Le casse-tête des patinoires extérieures

Il fut un temps, jadis, où l’on pouvait patiner dehors à Montréal et un peu partout au Québec de novembre à mars, ou à peu près, sans craindre de se retrouver les patins dans l’eau. Mais dans la plupart des grands centres, ce temps est, bien sûr, révolu. Heureusement, il y a des solutions. Et peut-être un peu d’espoir.

Une activité menacée ?

Les images dignes d’une carte postale avec des enfants qui jouent au hockey à la patinoire du coin sous une fine neige qui tombe du ciel sont-elles appelées à disparaître ? « J’ai publié une étude en 2012 qui démontrait que les projections des températures, basées sur des prévisions de changements climatiques, allaient modifier la saison du hockey extérieur, explique le professeur Lawrence Mysak, du département des sciences atmosphériques et océaniques de l’Université McGill. Si les émissions de CO2 ne vont pas à la baisse, dans 25 ans, au Canada, il n’y aura plus vraiment de saison pour les sports d’hiver, comme le ski de fond ou le hockey extérieur. Le Québec sera frappé aussi. Il fera encore froid au Québec l’hiver, mais il y aura aussi des pluies plus abondantes et des périodes de réchauffement rapide. »
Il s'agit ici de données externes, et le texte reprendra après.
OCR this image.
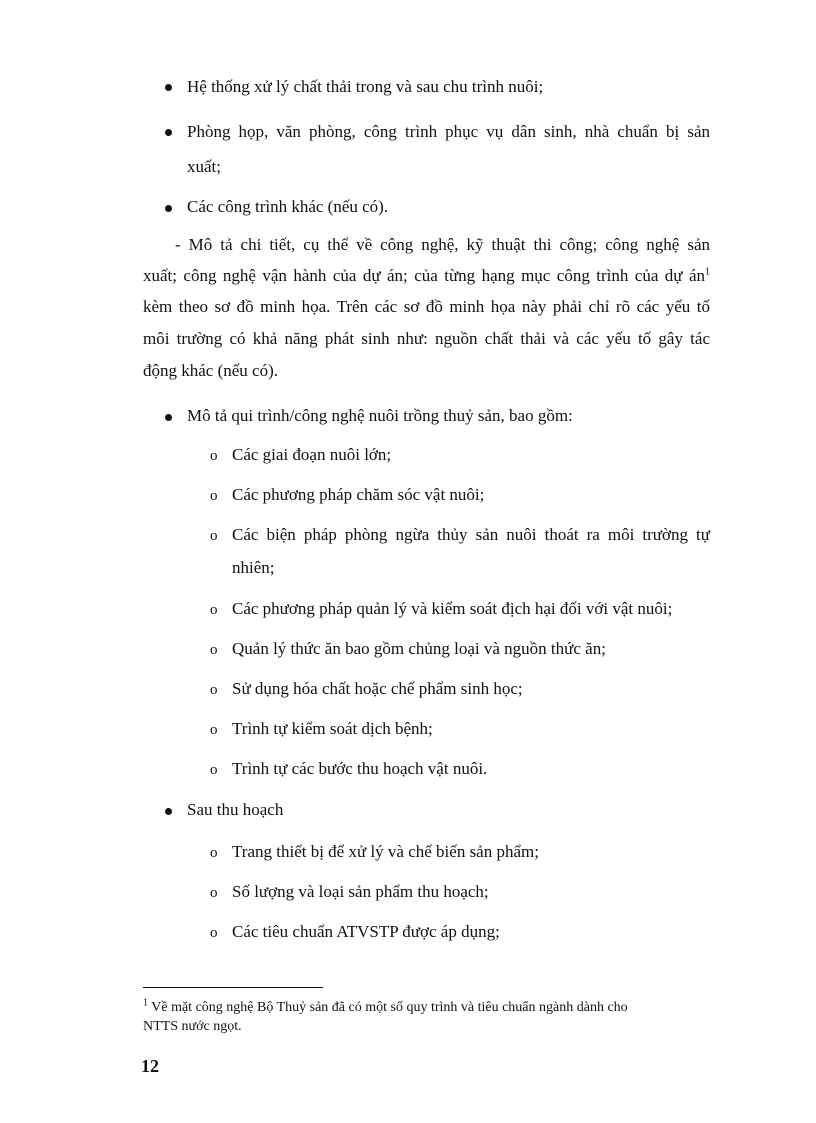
Hệ thống xử lý chất thải trong và sau chu trình nuôi;
Phòng họp, văn phòng, công trình phục vụ dân sinh, nhà chuẩn bị sản
xuất;
Các công trình khác (nếu có).
- Mô tả chi tiết, cụ thể về công nghệ, kỹ thuật thi công; công nghệ sản
xuất; công nghệ vận hành của dự án; của từng hạng mục công trình của dự $án^1$
kèm theo sơ đồ minh họa. Trên các sơ đồ minh họa này phải chỉ rõ các yếu tố
môi trường có khả năng phát sinh như: nguồn chất thải và các yếu tố gây tác
động khác (nếu có).
Mô tả qui trình/công nghệ nuôi trồng thuỷ sản, bao gồm:
o Các giai đoạn nuôi lớn;
o Các phương pháp chăm sóc vật nuôi;
o Các biện pháp phòng ngừa thủy sản nuôi thoát ra môi trường tự
nhiên;
o Các phương pháp quản lý và kiểm soát địch hại đối với vật nuôi;
o Quản lý thức ăn bao gồm chủng loại và nguồn thức ăn;
o Sử dụng hóa chất hoặc chế phẩm sinh học;
o Trình tự kiểm soát dịch bệnh;
o Trình tự các bước thu hoạch vật nuôi.
Sau thu hoạch
o Trang thiết bị để xử lý và chế biến sản phẩm;
o Số lượng và loại sản phẩm thu hoạch;
o Các tiêu chuẩn ATVSTP được áp dụng;
$^1$ Về mặt công nghệ Bộ Thuỷ sản đã có một số quy trình và tiêu chuẩn ngành dành cho
NTTS nước ngọt.
12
Les patinoires du CH, une solution

Mais tout n’est pas si noir. Depuis 2008, le projet des patinoires Bleu blanc rouge, lancé par la Fondation des Canadiens pour l’enfance, a permis l’inauguration de 10 patinoires extérieures, dont 6 dans la région montréalaise. Le but était de placer ces glaces dans des milieux défavorisés afin de permettre une pratique du hockey pour tous, mais derrière cette bonne intention se cache une excellente idée : la prolifération des patinoires extérieures munies d’un système de réfrigération, qui permet de prolonger la saison du hockey dehors. Ainsi, il est généralement possible de prolonger la saison de hockey extérieur d’environ six semaines, de la fin novembre à la mi-mars. Mais il y a un prix à ça, la création d’une telle patinoire coûte environ 1,4 million de dollars, avec des frais d’exploitation qui peuvent être de quelque 200 000 $ par année.

Les défis

Les patinoires extérieures ne sont pas infaillibles, et les gens de la Ligue nationale de hockey, qui présentent des matchs extérieurs de façon régulière depuis 15 ans, en savent quelque chose. « On a présenté un match à l’extérieur à Los Angeles, alors je pense que notre équipe est capable de composer avec la chaleur ! estime Omar Mitchell, vice-président de la responsabilité corporative et sociale de la LNH. Mais nous suivons de près ce que le projet Rink Watch nous offre au chapitre des données, et je crois que nous pourrons continuer à présenter des matchs extérieurs, même s’il fait de plus en plus chaud. Avec une glace extérieure, notre plus gros défi n’est pas la chaleur en tant que telle, mais bien les reflets du soleil qui plombent directement sur la glace. Les joueurs nous disent que la glace devient molle très rapidement si le soleil plombe à un endroit précis pendant de trop longues minutes. »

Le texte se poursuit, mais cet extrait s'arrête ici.